Two Door Cinema Club are back with False Alarm
Two Door Cinema Club are back with False Alarm Two Door Cinema Club are back with False Alarm

Two Door Cinema Club

False Alarm

THE Northern Ireland indie trio's fourth album leans further into the electronic stylings of its 2016 predecessor Gameshow, landing squarely in The 1975's wheelhouse.

Singles Talk and Satellite are two of the stronger offerings, particular the former's pulsating intro, while the rangy centrepiece Nice To See You deploys every trick up the band's sleeve – though could probably cope without guest rapper Open Mike Eagle.

The album's title, cover artwork (featuring the band themselves for the first time) and lyrics are heavily focused on technological anxieties and latest single Dirty Air cranks up the unease to its highest level, resembling The The with a rockier edge.

The album may not blow away the uninitiated and has not ended their wait for a chart single, but it is sure to please existing fans.


Tom White

Hot Chip

A Bath Full of Ecstasy

FESTIVAL season is upon us, and stage favourites Hot Chip are back with their melancholy yet joyous pop synth. Owen Clarke, Al Doyle, Joe Goddard, Felix Martin and Alexis Taylor have delivered their seventh studio album, A Bath Full of Ecstasy.

There is plenty of influence here from the 70s and 80s, hints of Depeche Mode, Prince and even a run reminiscent of mixtape favourite Tiffany's I Think We're Alone Now in the form of Spell (a jerky, rhythmic and foot tapping piece of magnificence).

Title track A Bath Full of Ecstasy that Hot Chip mix of falsetto bliss, vocoded lilts and production that has created a light, airy pop piece with heart.

Overall this album creates a deep breath sigh of relaxation, and delivers involuntary shoulder dancing and head bobbing as you lose yourself to the tempo and the heady euphoric Hungry Child is ready and waiting for your presence on the dance floor.


Rachel Howdle

Mark Ronson

Late Night Feelings

A DEPARTURE in style from the unstoppable Uptown Funk, Mark Ronson shrugs off the upbeat in Late Night Feelings. The new album sidesteps late night euphoria to tell the story of early morning melancholy instead.

An all-female cast of vocalists (including Miley Cyrus, Alicia Keys and King Princess) sing lyrics tinged with heartbreak born out of Ronson's recent divorce.

Anyone familiar with Swedish pop star Lykke Li will appreciate the choice to work with her for the album's title track and 2AM, as the sad-pop musician was the soundtrack to heartbreak way before Drake and The Weeknd started making people cry on the dance floor.

Why Hide sees Diana Gordon wallow in heartache for the sensual, R&B inspired number, while Spinning completely strips back for an ethereal finish to the 13-track album.

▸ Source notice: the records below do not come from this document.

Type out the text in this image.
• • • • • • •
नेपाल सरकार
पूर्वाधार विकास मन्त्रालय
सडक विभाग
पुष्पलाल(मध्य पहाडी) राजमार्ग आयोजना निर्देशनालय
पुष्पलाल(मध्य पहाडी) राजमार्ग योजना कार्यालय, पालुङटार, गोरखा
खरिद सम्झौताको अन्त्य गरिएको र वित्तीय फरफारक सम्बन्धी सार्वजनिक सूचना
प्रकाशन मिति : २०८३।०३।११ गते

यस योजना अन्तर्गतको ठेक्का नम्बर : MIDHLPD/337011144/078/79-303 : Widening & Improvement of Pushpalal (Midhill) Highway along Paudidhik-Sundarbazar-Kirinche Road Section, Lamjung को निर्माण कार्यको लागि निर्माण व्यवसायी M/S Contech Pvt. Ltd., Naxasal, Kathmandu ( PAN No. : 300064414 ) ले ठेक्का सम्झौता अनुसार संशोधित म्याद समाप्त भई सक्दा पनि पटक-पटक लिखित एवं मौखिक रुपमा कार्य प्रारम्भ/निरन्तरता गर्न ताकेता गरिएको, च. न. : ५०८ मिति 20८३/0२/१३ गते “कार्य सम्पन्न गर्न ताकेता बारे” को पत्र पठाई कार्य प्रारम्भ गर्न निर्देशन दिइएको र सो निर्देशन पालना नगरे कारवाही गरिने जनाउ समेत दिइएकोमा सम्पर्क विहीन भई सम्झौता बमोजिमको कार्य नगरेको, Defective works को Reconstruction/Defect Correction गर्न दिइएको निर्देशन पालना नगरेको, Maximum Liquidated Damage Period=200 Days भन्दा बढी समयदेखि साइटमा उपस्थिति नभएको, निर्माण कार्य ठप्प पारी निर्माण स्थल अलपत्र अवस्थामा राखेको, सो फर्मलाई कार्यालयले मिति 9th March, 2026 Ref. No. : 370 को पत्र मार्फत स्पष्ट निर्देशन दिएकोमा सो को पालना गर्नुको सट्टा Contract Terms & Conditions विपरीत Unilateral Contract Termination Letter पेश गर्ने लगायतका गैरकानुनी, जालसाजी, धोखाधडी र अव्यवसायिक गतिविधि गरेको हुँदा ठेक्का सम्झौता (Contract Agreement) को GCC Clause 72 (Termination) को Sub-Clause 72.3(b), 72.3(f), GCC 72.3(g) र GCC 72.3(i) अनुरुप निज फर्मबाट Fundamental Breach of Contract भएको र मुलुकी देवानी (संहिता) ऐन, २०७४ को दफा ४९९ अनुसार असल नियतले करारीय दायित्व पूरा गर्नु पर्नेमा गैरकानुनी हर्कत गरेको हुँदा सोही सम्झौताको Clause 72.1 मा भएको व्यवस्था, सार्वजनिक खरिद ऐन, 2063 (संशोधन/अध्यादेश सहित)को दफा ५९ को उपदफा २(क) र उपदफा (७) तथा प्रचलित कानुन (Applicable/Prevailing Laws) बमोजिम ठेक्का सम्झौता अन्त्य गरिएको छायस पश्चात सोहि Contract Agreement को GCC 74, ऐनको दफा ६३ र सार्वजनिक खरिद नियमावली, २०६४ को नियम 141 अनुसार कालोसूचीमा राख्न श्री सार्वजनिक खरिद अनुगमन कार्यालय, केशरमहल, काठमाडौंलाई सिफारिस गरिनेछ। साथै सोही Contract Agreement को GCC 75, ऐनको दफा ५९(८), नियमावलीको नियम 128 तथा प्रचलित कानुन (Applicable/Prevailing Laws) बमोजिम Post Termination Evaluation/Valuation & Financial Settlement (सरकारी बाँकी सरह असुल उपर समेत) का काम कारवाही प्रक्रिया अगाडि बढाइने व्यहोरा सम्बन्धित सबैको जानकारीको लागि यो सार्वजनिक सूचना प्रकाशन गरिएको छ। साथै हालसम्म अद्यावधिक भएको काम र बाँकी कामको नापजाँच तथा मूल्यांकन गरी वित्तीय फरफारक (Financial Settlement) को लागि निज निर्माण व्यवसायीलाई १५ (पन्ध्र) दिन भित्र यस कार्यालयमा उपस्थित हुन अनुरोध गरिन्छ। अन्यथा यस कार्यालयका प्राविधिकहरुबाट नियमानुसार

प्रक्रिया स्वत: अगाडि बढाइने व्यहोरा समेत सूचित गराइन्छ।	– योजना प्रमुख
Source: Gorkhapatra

Late Night Feelings gives you exactly that: the combination of strong female vocals and a blend of funk and soul creates a powerful album with tracks bound to stand out individually.


Emma Bowden

Will Young


WITH the release of a Will Young album, you can always be sure of one thing: the quality will never waver. The singer-songwriter has more than proved his worth as a viable, legitimate artist.

For this, his seventh record, Young allows a cast of other songwriters to contribute including the likes of singer-songwriter Tom Walker and his former collaborators Richard X, Jim Eliot and Mima Stilwell.

Kicking off with single All The Songs, a genuine cracker of a subtle dance-infused pop hit, to the smooth album closer The Way We Were, the record goes from strength to strength, taking the listener on a blissed-out journey through both uptempo and relaxing tracks. With an injection of effortless, almost Ibiza chill-esque stylings, particularly in the the songs My Love and Scars, Lexicon is perhaps one of the strongest albums of 2019 so far. It's not bombastic, it's not challenging, it's not experimental: it's just Will Young at his calm, measured, confident best.